Statements made by William Temple (1881-1944), the Archbishop of Canterbury, in support of rescuing Jewish refugees played a role in the debate in the United States over rescue policy.
In a series of public speeches, articles, and letters to the British press during 1942-1943, Temple expressed both his “burning indignation” at the Nazi mass murders and his strong disappointment at the response of the Allies. The Jews were “caught between the hammer of the enemy’s brutality and the anvil of democracy’s indifference,” he said. “In comparison with the monstrous evil confronting us the reasons for hesitation usually advanced by officials have an air of irrelevance.” The archbishop urged England and its allies to grant asylum “to any Jews who are able to escape the clutches of the Nazis.”
In an especially notable speech before the House of Lords in March 1943, Temple urged the Allies to take “immediate measures on the largest and most generous scale” to aid the Jews. The archbishop disputed the British government’s claim that public opinion would oppose taking in refugees; he insisted that “by skillful use of the wireless,” the government could effectively rally public support for helping those who “were being delivered to almost certain death.” The time had come to take action, he proclaimed: “We at this moment have upon us a tremendous responsibility. We stand at the bar of history, of humanity, and of God.”
British and American officials alike were concerned to see a prominent and influential religious leader at the head of a growing wave of public criticism over the Allies’ indifference to Hitler’s Jewish victims. In early 1943, British officials began formulating plans for an Allied conference on refugees. An internal Foreign Office memorandum explaining the need to respond to the “intense public interest” in the refugee problem singled out the Archbishop of Canterbury as one of those who had been “agitating the public conscience.”
The British government suggested holding the conference in Washington.
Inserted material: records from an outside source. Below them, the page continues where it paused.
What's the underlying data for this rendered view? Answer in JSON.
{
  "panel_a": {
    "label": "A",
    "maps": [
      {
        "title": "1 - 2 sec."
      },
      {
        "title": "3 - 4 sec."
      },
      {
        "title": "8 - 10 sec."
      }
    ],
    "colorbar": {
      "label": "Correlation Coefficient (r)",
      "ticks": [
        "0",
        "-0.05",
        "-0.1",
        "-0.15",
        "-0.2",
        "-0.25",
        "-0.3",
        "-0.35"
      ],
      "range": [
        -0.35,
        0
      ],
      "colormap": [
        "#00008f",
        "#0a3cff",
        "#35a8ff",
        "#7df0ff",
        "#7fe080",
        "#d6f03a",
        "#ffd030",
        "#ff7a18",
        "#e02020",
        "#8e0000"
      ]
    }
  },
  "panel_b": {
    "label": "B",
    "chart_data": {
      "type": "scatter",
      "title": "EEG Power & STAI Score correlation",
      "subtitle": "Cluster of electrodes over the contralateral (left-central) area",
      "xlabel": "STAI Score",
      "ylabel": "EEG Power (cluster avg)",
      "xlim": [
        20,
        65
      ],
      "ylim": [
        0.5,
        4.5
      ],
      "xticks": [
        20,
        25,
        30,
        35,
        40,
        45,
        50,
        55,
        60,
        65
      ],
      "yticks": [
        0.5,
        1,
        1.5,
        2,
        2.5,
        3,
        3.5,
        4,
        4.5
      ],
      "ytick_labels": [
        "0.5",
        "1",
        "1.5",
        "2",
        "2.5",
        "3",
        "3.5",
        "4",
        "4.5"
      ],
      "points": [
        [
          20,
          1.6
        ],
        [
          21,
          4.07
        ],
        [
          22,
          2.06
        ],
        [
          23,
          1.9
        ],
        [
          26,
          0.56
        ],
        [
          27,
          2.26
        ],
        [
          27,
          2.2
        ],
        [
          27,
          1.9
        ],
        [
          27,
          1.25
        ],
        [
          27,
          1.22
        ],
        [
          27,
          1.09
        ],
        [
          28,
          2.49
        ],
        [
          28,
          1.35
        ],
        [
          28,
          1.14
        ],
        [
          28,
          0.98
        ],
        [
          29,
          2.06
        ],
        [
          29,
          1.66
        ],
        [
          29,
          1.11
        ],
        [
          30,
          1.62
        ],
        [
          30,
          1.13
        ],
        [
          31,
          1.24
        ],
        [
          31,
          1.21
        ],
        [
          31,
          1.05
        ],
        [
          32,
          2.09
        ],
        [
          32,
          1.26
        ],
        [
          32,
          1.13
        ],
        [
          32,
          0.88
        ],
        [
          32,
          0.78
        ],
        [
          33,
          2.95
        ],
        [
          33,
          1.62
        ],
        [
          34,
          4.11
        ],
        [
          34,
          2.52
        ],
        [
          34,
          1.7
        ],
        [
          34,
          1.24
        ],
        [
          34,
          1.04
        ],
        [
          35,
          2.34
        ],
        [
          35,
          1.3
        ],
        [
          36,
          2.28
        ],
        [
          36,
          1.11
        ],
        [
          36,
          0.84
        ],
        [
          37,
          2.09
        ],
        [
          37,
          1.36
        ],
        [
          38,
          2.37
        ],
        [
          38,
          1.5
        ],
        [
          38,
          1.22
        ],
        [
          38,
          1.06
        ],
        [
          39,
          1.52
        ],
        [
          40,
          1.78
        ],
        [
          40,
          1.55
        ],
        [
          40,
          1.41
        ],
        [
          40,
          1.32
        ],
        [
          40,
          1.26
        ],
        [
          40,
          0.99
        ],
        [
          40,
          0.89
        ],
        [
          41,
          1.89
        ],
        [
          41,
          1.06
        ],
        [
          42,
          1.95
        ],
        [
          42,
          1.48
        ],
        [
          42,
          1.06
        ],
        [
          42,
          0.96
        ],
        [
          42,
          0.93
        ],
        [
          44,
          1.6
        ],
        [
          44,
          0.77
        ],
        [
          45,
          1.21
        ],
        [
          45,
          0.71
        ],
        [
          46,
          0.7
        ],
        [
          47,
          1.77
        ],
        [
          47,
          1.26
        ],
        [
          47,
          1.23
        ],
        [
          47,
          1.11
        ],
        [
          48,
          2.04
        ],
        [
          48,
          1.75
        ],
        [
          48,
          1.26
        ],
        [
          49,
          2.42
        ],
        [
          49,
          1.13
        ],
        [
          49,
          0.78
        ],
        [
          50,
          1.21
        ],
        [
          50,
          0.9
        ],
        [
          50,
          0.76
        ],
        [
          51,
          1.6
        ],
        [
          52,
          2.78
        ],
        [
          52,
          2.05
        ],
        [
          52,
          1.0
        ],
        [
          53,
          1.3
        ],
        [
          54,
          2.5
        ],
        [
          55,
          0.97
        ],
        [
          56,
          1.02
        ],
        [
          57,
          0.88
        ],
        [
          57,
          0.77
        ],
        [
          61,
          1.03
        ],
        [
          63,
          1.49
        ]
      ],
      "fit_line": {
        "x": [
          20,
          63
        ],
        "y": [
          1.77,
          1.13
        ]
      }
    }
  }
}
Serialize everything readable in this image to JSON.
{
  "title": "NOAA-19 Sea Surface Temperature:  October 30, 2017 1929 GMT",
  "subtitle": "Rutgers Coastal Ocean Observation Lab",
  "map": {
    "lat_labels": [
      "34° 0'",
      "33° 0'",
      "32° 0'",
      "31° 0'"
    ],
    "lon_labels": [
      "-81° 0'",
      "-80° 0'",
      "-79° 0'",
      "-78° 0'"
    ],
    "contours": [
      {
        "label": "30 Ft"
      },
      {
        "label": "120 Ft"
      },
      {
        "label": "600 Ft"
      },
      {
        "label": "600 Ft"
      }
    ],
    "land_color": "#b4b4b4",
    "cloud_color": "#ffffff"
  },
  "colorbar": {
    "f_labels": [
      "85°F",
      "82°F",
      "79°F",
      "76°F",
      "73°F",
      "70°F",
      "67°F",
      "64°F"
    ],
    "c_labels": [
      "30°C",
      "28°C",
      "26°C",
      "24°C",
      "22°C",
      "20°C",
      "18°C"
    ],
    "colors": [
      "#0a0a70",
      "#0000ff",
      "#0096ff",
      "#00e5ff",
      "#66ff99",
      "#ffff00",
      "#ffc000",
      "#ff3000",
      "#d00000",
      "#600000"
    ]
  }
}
But State Department official Breckinridge Long moved quickly to block that proposal, because–as he wrote in his diary–“to talk here would put us in a bad position with Canterbury giving publicity in the press and all the pressure which would be coming from the locally organized groups in this country.”
Ultimately the conference was held on the island of Bermuda. The failure of the attendees to craft concrete steps for rescue triggered widespread criticism, including a full-page newspaper advertisements by the Bergson Group’s Emergency Committee to Save the Jewish People of Europe under the headline, ” ‘We All Stand Before the Bar of History, Humanity, and God’,” citing Reverend Temple’s phrase.